Susan felt the color rise to her cheeks. Good point, though Mary could be faking
her obliviousness. She didn’t think so, though. “Fair enough. Gerald was released from prison about a week ago. You obviously didn’t know.”
Mary pursed her lips. “I didn’t.”
“I take it you two aren’t close?”
“And I take it you know what he was locked up for.”
“I do.”
Mary sighed deeply, her body so frail that it seemed as if she’d lost a few pounds along with the air spent from her lungs. “But I suppose he’ll always be my son, no matter what he did.”
Mary’s comment was one that Susan had heard copiously, and it never ceased to get her hackles up. Perhaps if more mothers held their sons accountable instead of blindly standing by their sides the way Mary did, there’d be a hell of a lot fewer wife beaters and rapists out in the world. “You mean violating innocent children.”

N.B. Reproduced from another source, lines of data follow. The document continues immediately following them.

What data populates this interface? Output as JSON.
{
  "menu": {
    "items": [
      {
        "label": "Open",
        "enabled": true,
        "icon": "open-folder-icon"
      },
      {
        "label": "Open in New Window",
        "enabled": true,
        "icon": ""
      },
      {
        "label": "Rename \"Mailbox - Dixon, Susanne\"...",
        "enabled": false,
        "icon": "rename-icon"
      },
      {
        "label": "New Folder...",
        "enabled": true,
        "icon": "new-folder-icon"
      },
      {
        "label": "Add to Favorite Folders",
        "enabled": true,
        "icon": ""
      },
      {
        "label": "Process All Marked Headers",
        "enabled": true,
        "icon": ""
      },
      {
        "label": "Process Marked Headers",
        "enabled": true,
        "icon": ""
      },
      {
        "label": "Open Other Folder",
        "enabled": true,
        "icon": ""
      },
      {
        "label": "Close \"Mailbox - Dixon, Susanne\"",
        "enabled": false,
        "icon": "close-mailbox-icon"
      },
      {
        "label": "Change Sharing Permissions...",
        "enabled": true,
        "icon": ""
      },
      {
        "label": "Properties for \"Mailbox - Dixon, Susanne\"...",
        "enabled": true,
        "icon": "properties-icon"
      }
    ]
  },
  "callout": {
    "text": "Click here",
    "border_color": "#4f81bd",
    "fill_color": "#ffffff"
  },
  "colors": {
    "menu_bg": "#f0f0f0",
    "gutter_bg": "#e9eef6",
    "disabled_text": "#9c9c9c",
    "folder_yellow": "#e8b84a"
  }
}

Mary, of course, had nothing to say about that. “Why are you here, Officer?”
Susan checked herself silently. It wasn’t her job to place judgment, at least not vocally. And if she got too snarky, Mary would be of no help. “I’m here about Gerald’s charges.”
Mary leaned forward, her expression cautious. “Go on.”
“First, I’d like to confirm with you: your son owns your farm now—is that correct?”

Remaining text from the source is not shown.